# 1,000 posts for Elaine



## You little ripper!

Congratulations Elaine!

I've just woken up and am not my usual scintillating self, but here goes.

There is a young lass from New York,
Who loves her 'products of pork'.
She writes a good book,
And is a great cook.
Oh_ when_ can I come to New York?! 

I know that you've still got one to go but I wanted to be the first to say that posting on the English/Italian forums would not be as much fun if you weren't there. I love reading your posts! (except for the ones about strange song lyrics) I love your style and the aesthetic way you write in both English and Italian. 

Cheers,
Charles


----------



## Alfry

arrrgh.....
non riesco mai ad arrivare primo....

Anche se adoro gli ippopotami ormai mi sono abituato ai panda, 
congratulazioni per la prima milestone e soprattutto mille grazie per il tuo aiuto, per quello che mi hai insegnato e per tutti e mille i post da cui ho imparato

thanks my friend


----------



## Elisa68

​CONGRATULAZIONI ELAINE!!!




A little present for you!


----------



## moodywop

Come faremmo all'IE forum senza Elaine, maestra di _witty repartee _e umorismo sottile, nonché di slang americano e _Yiddish swearwords _? 

Grazie, Elaine, per il buonumore che trasmette ogni tuo _post _e le tue _flawless_ traduzioni, ma soprattutto per la tua amicizia. 

Carlo


----------



## shamblesuk

Yes, congrats and thanks Elaine for some fantastic posts and explanations. You've helped me and many others so much.

And I'm not just getting soppy because 'City Slickers' is on the telly......

Lee


----------



## lsp

Dearest *ElaineG*, _I_ was really first to recognize your milestone, to congratulate and thank you for your wit and wisdom, to compliment your command of both English and Italian (and some new languages you seem to be picking up astonishingly quickly), but _that_ message was sent telepathically. I'm just documenting it _here_ (6th, but who's counting) for the public record  
*It is damn good to have you here.*​
ps I'm thinking of getting a tattoo that says "ti volgio [sic] bene, ElaineG!" - does that mean what I think it means


----------



## ElaineG

Siete tutti troppo gentili. Non riesco a ricordare come ho passato il mio tempo prima di WRF e voi (purtroppo il mio capo lo ricorda benessimo!)

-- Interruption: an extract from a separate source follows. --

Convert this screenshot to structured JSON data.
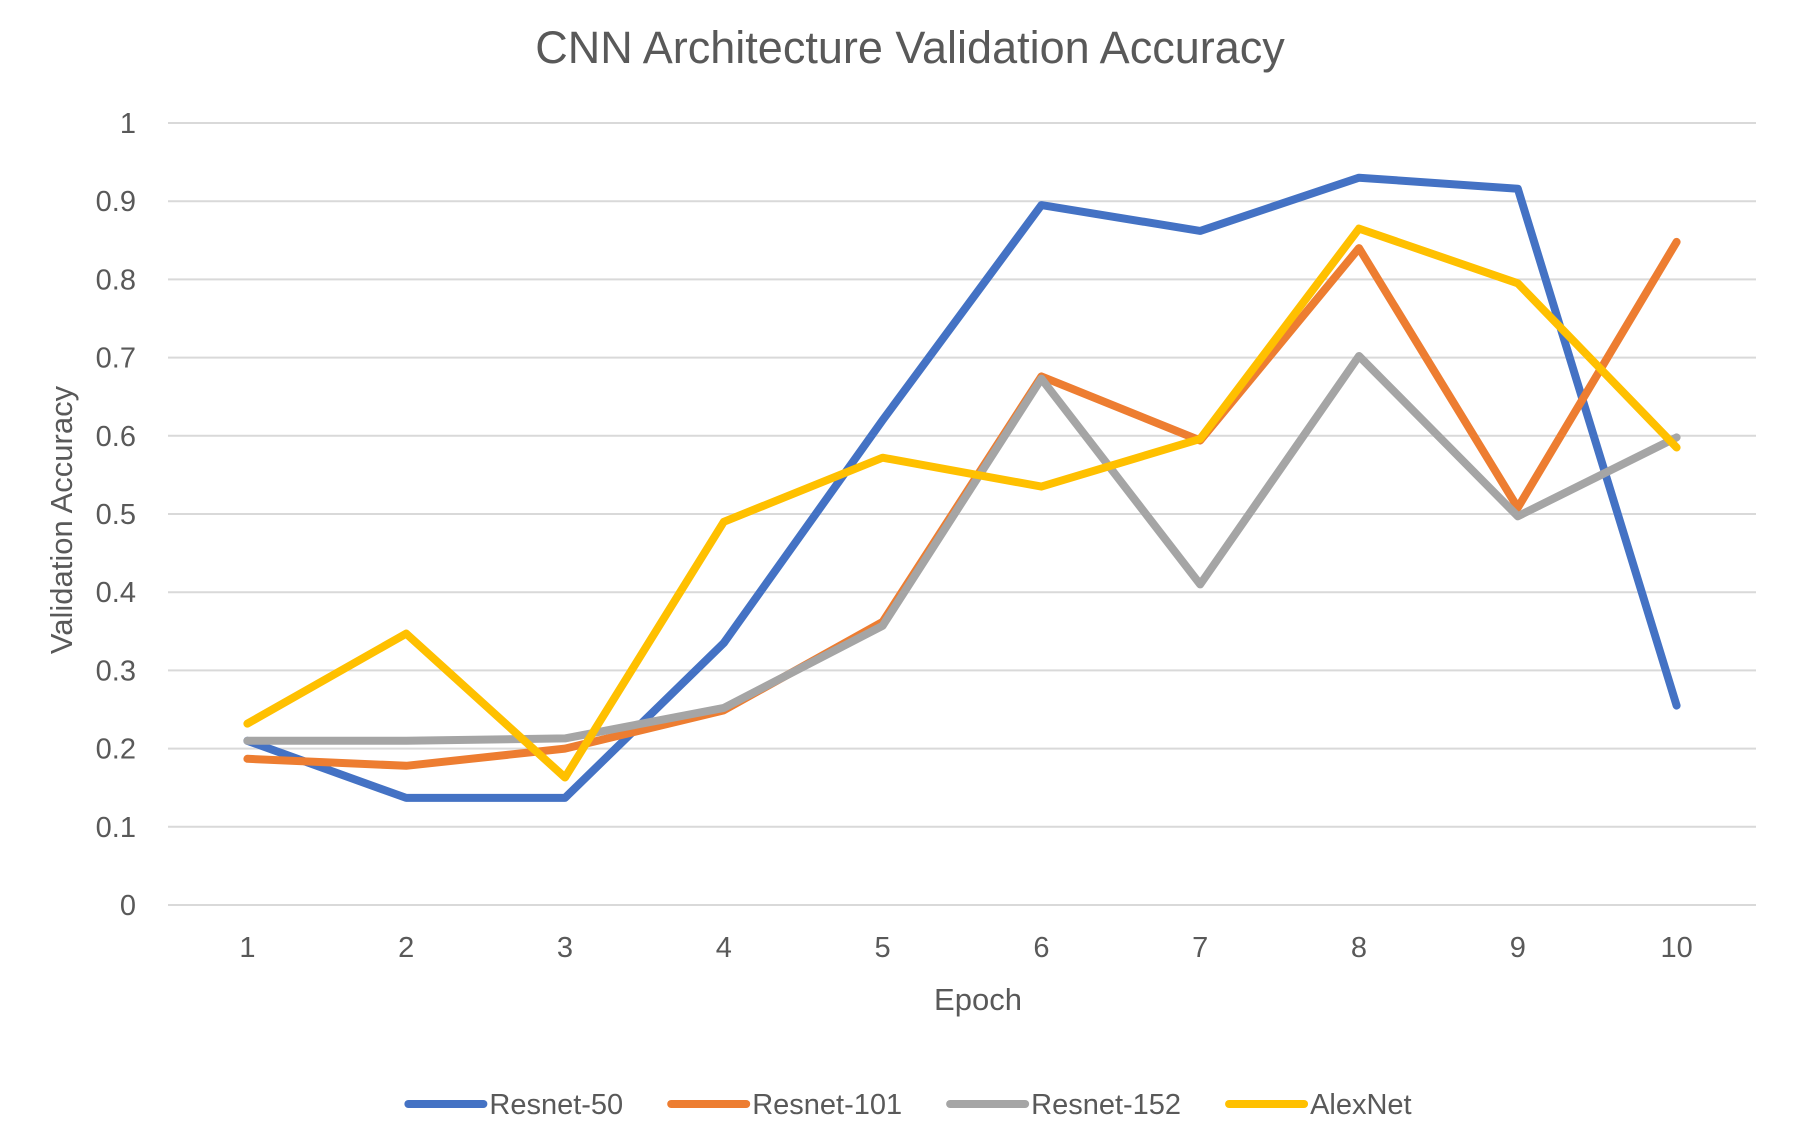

Vi ringrazio per le lezioni, la sensibilità, il divertimento e l'amicizia.

This is really a great place, with a great group of people. Aww, I feel all mushy now.


----------



## cuchuflete

Elaine,

When you get unmushied, please accept some more congratulazioni and many thanks for your fine contributions.

Un abbraccio,
Cuchu


----------



## Jana337

Oh my, why is everyone so quick? 

Mushmushmush!

Auguri, Elaine. 

Jana


----------



## panjandrum

It's always a pleasure to see another primate pass the kilopost marker 

I'm posting my good wishes here after yet another experience of scrolling down a thread to find that ElaineG has posted exactly what I had in mind 

Mushy is Good.


----------



## winnie

come al solito mi tocca essere la 'maglia nera' !
che dire?
_complimenti_ e _felicitazioni_ sono parole troppo banali per attestare la grande competenza, vitalità ed arguzia che distribuisci nei tuoi interventi!
un grazie di cuore per tutto quello che fai!


----------



## JazzByChas

I haven't "spoken" to you much, Elaine, especially in Italian, since I can't speak it, but here's wishing another New Yorker (my favorite people) a happy first mille-postiversary (copyright fenixpollo, 2005)

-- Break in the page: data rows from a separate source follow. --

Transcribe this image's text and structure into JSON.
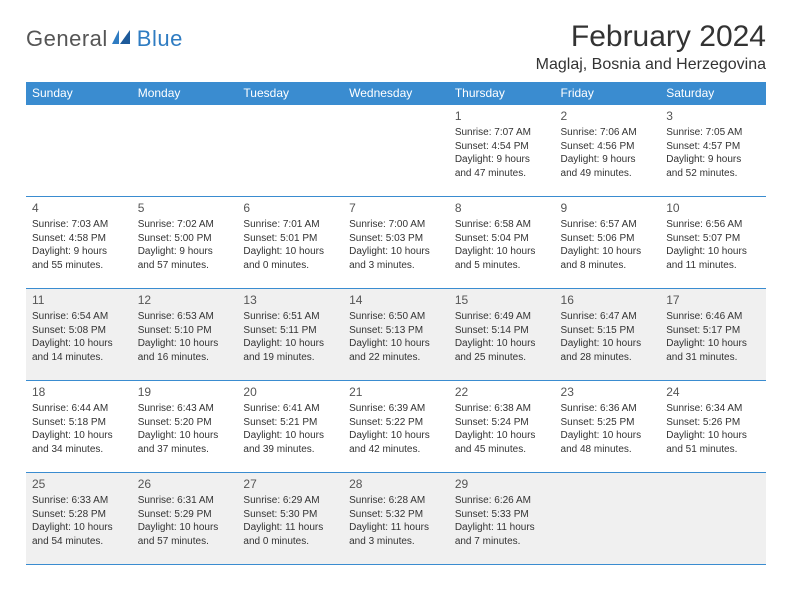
{
  "logo": {
    "text1": "General",
    "text2": "Blue"
  },
  "title": "February 2024",
  "location": "Maglaj, Bosnia and Herzegovina",
  "colors": {
    "header_bg": "#3a8cd0",
    "header_fg": "#ffffff",
    "shaded_bg": "#f0f0f0",
    "brand_blue": "#2f7cc2",
    "text": "#333333"
  },
  "dayHeaders": [
    "Sunday",
    "Monday",
    "Tuesday",
    "Wednesday",
    "Thursday",
    "Friday",
    "Saturday"
  ],
  "weeks": [
    [
      null,
      null,
      null,
      null,
      {
        "n": "1",
        "sr": "7:07 AM",
        "ss": "4:54 PM",
        "dl": "9 hours and 47 minutes."
      },
      {
        "n": "2",
        "sr": "7:06 AM",
        "ss": "4:56 PM",
        "dl": "9 hours and 49 minutes."
      },
      {
        "n": "3",
        "sr": "7:05 AM",
        "ss": "4:57 PM",
        "dl": "9 hours and 52 minutes."
      }
    ],
    [
      {
        "n": "4",
        "sr": "7:03 AM",
        "ss": "4:58 PM",
        "dl": "9 hours and 55 minutes."
      },
      {
        "n": "5",
        "sr": "7:02 AM",
        "ss": "5:00 PM",
        "dl": "9 hours and 57 minutes."
      },
      {
        "n": "6",
        "sr": "7:01 AM",
        "ss": "5:01 PM",
        "dl": "10 hours and 0 minutes."
      },
      {
        "n": "7",
        "sr": "7:00 AM",
        "ss": "5:03 PM",
        "dl": "10 hours and 3 minutes."
      },
      {
        "n": "8",
        "sr": "6:58 AM",
        "ss": "5:04 PM",
        "dl": "10 hours and 5 minutes."
      },
      {
        "n": "9",
        "sr": "6:57 AM",
        "ss": "5:06 PM",
        "dl": "10 hours and 8 minutes."
      },
      {
        "n": "10",
        "sr": "6:56 AM",
        "ss": "5:07 PM",
        "dl": "10 hours and 11 minutes."
      }
    ],
    [
      {
        "n": "11",
        "sr": "6:54 AM",
        "ss": "5:08 PM",
        "dl": "10 hours and 14 minutes."
      },
      {
        "n": "12",
        "sr": "6:53 AM",
        "ss": "5:10 PM",
        "dl": "10 hours and 16 minutes."
      },
      {
        "n": "13",
        "sr": "6:51 AM",
        "ss": "5:11 PM",
        "dl": "10 hours and 19 minutes."
      },
      {
        "n": "14",
        "sr": "6:50 AM",
        "ss": "5:13 PM",
        "dl": "10 hours and 22 minutes."
      },
      {
        "n": "15",
        "sr": "6:49 AM",
        "ss": "5:14 PM",
        "dl": "10 hours and 25 minutes."
      },
      {
        "n": "16",
        "sr": "6:47 AM",
        "ss": "5:15 PM",
        "dl": "10 hours and 28 minutes."
      },
      {
        "n": "17",
        "sr": "6:46 AM",
        "ss": "5:17 PM",
        "dl": "10 hours and 31 minutes."
      }
    ],
    [
      {
        "n": "18",
        "sr": "6:44 AM",
        "ss": "5:18 PM",
        "dl": "10 hours and 34 minutes."
      },
      {
        "n": "19",
        "sr": "6:43 AM",
        "ss": "5:20 PM",
        "dl": "10 hours and 37 minutes."
      },
      {
        "n": "20",
        "sr": "6:41 AM",
        "ss": "5:21 PM",
        "dl": "10 hours and 39 minutes."
      },
      {
        "n": "21",
        "sr": "6:39 AM",
        "ss": "5:22 PM",
        "dl": "10 hours and 42 minutes."
      },
      {
        "n": "22",
        "sr": "6:38 AM",
        "ss": "5:24 PM",
        "dl": "10 hours and 45 minutes."
      },
      {
        "n": "23",
        "sr": "6:36 AM",
        "ss": "5:25 PM",
        "dl": "10 hours and 48 minutes."
      },
      {
        "n": "24",
        "sr": "6:34 AM",
        "ss": "5:26 PM",
        "dl": "10 hours and 51 minutes."
      }
    ],
    [
      {
        "n": "25",
        "sr": "6:33 AM",
        "ss": "5:28 PM",
        "dl": "10 hours and 54 minutes."
      },
      {
        "n": "26",
        "sr": "6:31 AM",
        "ss": "5:29 PM",
        "dl": "10 hours and 57 minutes."
      },
      {
        "n": "27",
        "sr": "6:29 AM",
        "ss": "5:30 PM",
        "dl": "11 hours and 0 minutes."
      },
      {
        "n": "28",
        "sr": "6:28 AM",
        "ss": "5:32 PM",
        "dl": "11 hours and 3 minutes."
      },
      {
        "n": "29",
        "sr": "6:26 AM",
        "ss": "5:33 PM",
        "dl": "11 hours and 7 minutes."
      },
      null,
      null
    ]
  ],
  "shadedRows": [
    2,
    4
  ],
  "labels": {
    "sunrise": "Sunrise: ",
    "sunset": "Sunset: ",
    "daylight": "Daylight: "
  }
}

_So...how youuse doin'...uh...?  _

_Oh..p.s. the mush will soon turn to alfredo...that and a little Pinot Grigion...and it's all good... _


----------



## Kelly B

Congratulations!


----------



## DesertCat

I'm a little slow this week.  I just noticed you were over 1000.  

Just wanted to thank you for all of your great posts.  I would be happy if I could write half as well as you do in Italian.


----------



## Mei

CONGRATULATIONS!!

Mei


----------



## ElaineG

So many thanks to all of you also; the mush continues (and yes, *chas*, if it turned into a nice sauce, I'd be the last person to complain!).


----------



## Idioteque

Oh Elaine, I apologise for being so late!  I just hadn't realised that you had already reached such a great number of posts! 
The others have already said what I would like to say, so I just want to add that the IE forum wouldn't be the same without your lovely humour and your brilliant explanations... You've helped me out so many times! I just hope you'll stay with us! 

Un bacione, Laura 

P.S: oh my, why am I always late?


----------



## DAH

anche'io grazie per essere qui'.


----------